Graham Reid | | 1 min read
Los Lobos have always had a propensity to revert back to being a bar band (albeit a well produced one with terrific guitar playing) and that is their default position too often here for this to be truly satisfying -- and some dreary lyrics . . .
"Down Main Street/down easy street, it's when I feel at home"; "Little darling I can't buy you gold rings and things"; "If I could turn night into day you know I would"; "Survive in this world, in this crazy life, gotta give it a whirl" . . .
No one expects pure poetry in rock music, but these are cliches. And two songs use the "burning" metaphor: Burn it Down with Susan Tedeschi, and All My Bridges Burning co-written with the Grateful Dead's lyricist Robert Hunter. (They also cover the Dead's West LA Freeway).
So what is good? Well, on balance the rest of what is here.

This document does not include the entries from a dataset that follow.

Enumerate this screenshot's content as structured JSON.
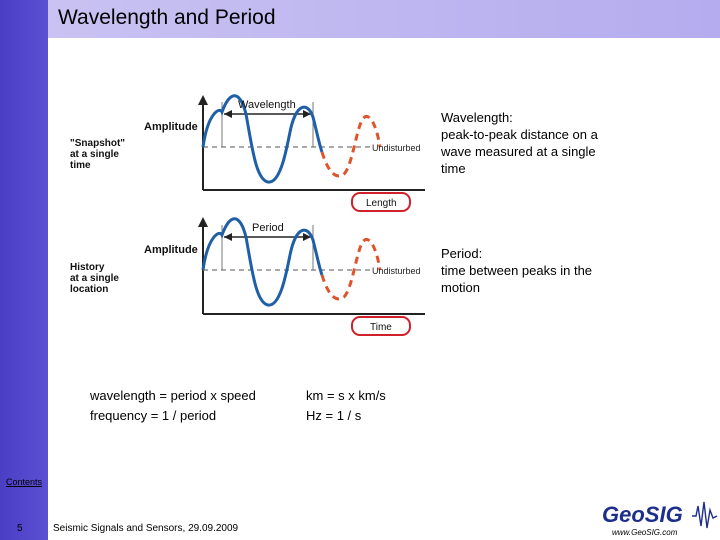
{
  "slide": {
    "title": "Wavelength and Period"
  },
  "diagram": {
    "snapshot": {
      "top_label": "Wavelength",
      "axis_label": "Amplitude",
      "side_label_lines": [
        "\"Snapshot\"",
        "at a single",
        "time"
      ],
      "undisturbed_label": "Undisturbed",
      "bottom_label": "Length"
    },
    "history": {
      "top_label": "Period",
      "axis_label": "Amplitude",
      "side_label_lines": [
        "History",
        "at a single",
        "location"
      ],
      "undisturbed_label": "Undisturbed",
      "bottom_label": "Time"
    },
    "colors": {
      "wave_solid": "#1f5fa8",
      "wave_dashed": "#e0542a",
      "axis": "#222222",
      "label_box": "#d0202a"
    }
  },
  "descriptions": {
    "wavelength": [
      "Wavelength:",
      "peak-to-peak distance on a",
      "wave measured at a single",
      "time"
    ],
    "period": [
      "Period:",
      "time between peaks in the",
      "motion"
    ]
  },
  "formulas": {
    "left": [
      "wavelength = period x speed",
      "frequency = 1 / period"
    ],
    "right": [
      "km = s x km/s",
      "Hz = 1 / s"
    ]
  },
  "footer": {
    "contents_link": "Contents",
    "page_number": "5",
    "text": "Seismic Signals and Sensors, 29.09.2009",
    "logo": "GeoSIG",
    "url": "www.GeoSIG.com"
  },
  "theme": {
    "left_bar": "#4a3fc4",
    "title_bar": "#c0b8f0"
  }
}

The Hispanic Yo Canto may shave a little off Juanes' huge hit of a few years back La Camisa Nera but it still kicks along, as does the Tex-Mex dancefloor rocker Mujer Ingrata. The Texas blues-rock instrumental Do the Murray (?!?) at the centre initially sounds like a filler but it is incendiary -- and the bluesy moody 27 Spanishes at the end (about the Conquistadors) is a standout for its narrative and churning intensity.
And other tracks -- the crackling electricity of On Main Street, the spacious ballad Jupiter or the Moon -- succeed despite their lyrics.
So an uneven Los Lobos album, but the highpoints remind you just how great they can be.